Babbage was born in the eighteenth century (as the ‘terror’ was sweeping Paris in fact) and died in 1871 (as Germany completed its emergence as a major European power. His life then, neatly bookmarks the end of the ancient regime and the birth of modern Europe.
But of course, scientific genius also comes with the normal traits of human life. Babbage had to eat and drink, he married and had children. He also hated being disturbed, and had a particular antipathy to street musicians, as this quote, from 1864, show:
‘It is difficult to estimate the misery inflicted upon thousands of persons, and the absolute pecuniary penalty imposed upon multitudes of intellectual workers by the loss of their time, destroyed by organ-grinders and other similar nuisances’.
Babbage campaigned against ‘public nuisances’, not only musicians but children playing in the street and drunks rolling home after a night in the pub. He even produced a mathematical calculation to show the likely number of windows broken by drunks and contributed to a drive to ban children from playing with hoops in the street, because of the potential damage they could do to horses’ legs. He reminds me a lot of an elderly teacher at my North London grammar school who railed against paper darts on the grounds that ‘they will have someone’s eye out, boy!’
Babbage was well known for his hatred of street musicians, often Italian organ grinders, who played for the money they could extract from passers-by (or perhaps householders who gave then coins to go away). In December 1866 he appeared at the Marylebone Police court, near his home, to bring just such a complaint before Mr Mansfield.
Joseph Jenanin and Andrew Roadling were charged with ‘refusing to desist from playing musical instruments when requested to do so’. Babbage testified that on the 29 November Jenanin and Roadling, along with seven others, were performing in Paddington Street, just 200 yards from the mathematician’s home.
He went out and asked them to stop but they ignored him. He called a nearby policeman who then confirmed his story in court. In defence of the men their attorney, Mr Sayers, called upon several local tradesmen who told the magistrate that the musicians had in fact stopped playing when Babbage asked them to. They added that the men were not a nuisance in the neighbourhood, in fact we might suppose they quite enjoyed the concert and perhaps it attracted some trade.

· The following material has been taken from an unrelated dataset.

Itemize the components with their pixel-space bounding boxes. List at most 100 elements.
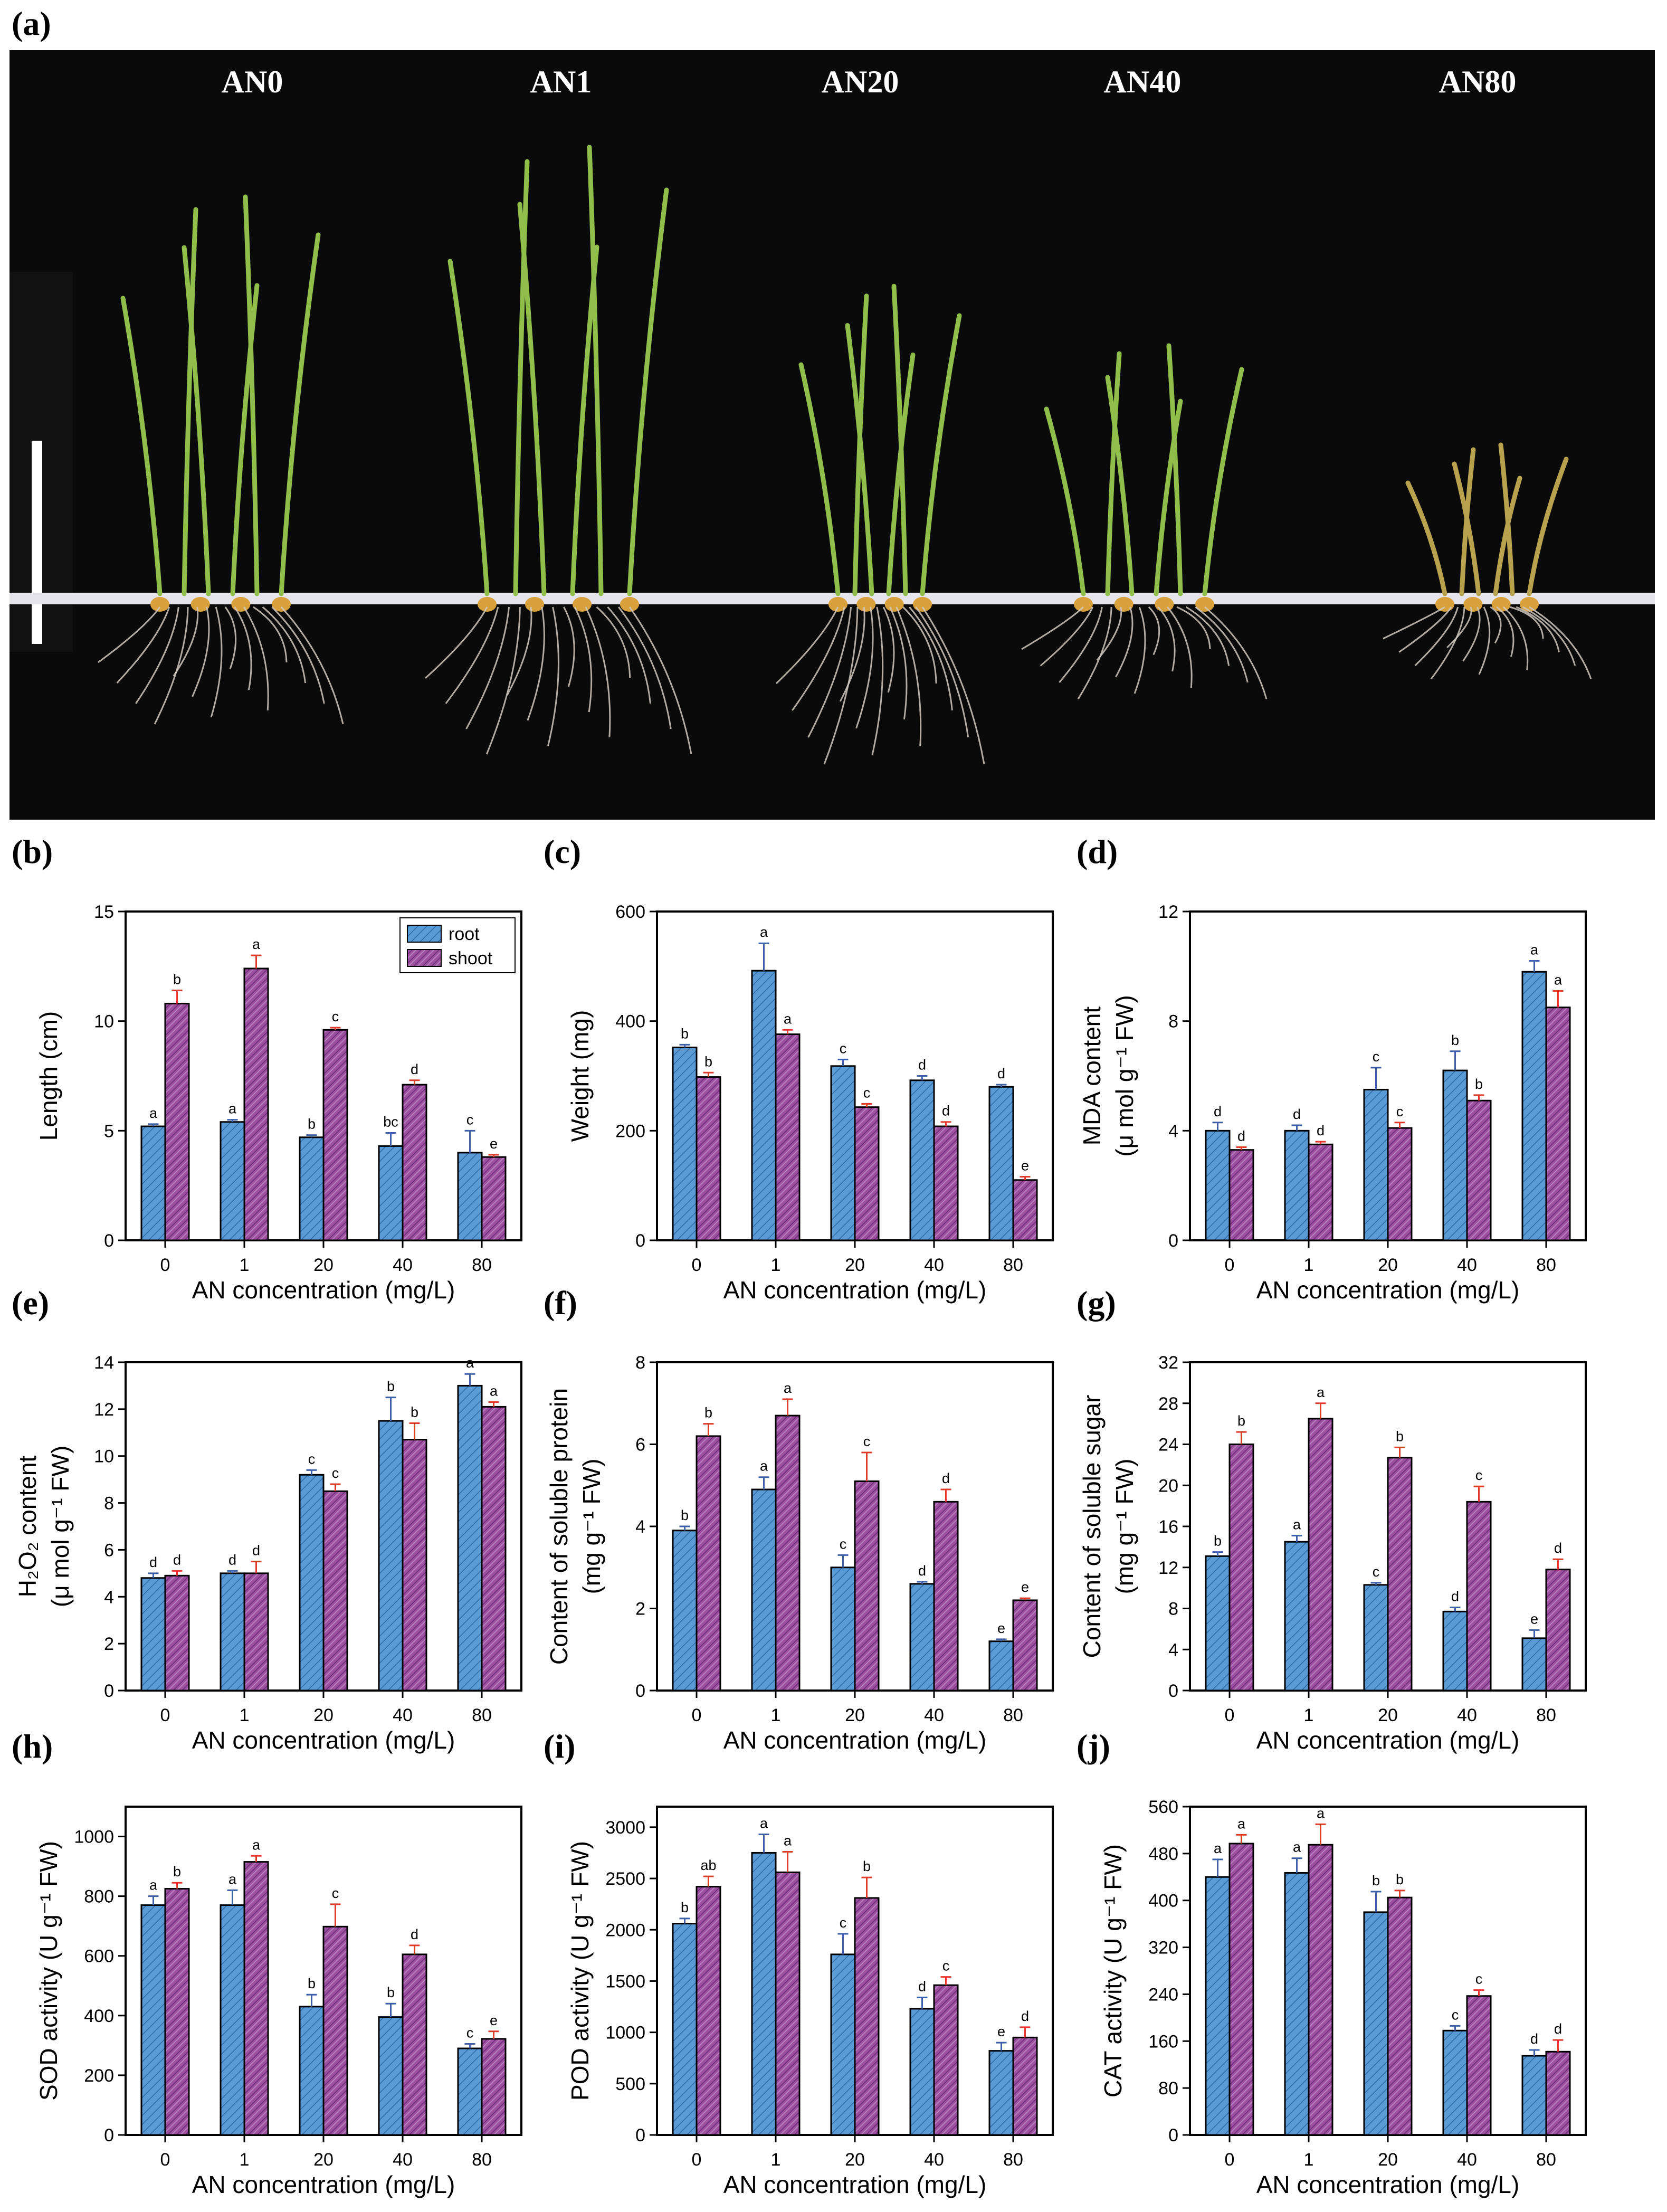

On this occasion Babbage was thwarted by the justice system, to some degree at least. While the magistrate was prepared to accept that the men were causing a nuisance to him, they were too far from his home to have done so deliberately. As a result he couldn’t or wouldn’t punish them with the full force of the law but simply fined them 10s each and Mr Babbage’s costs. This would probably mean they avoided the great man’s home in future, but would not have ruined them or forced them to sell their instruments.
We can imagine Charles Babbage returning home from court still fuming at the outrage. He was 75.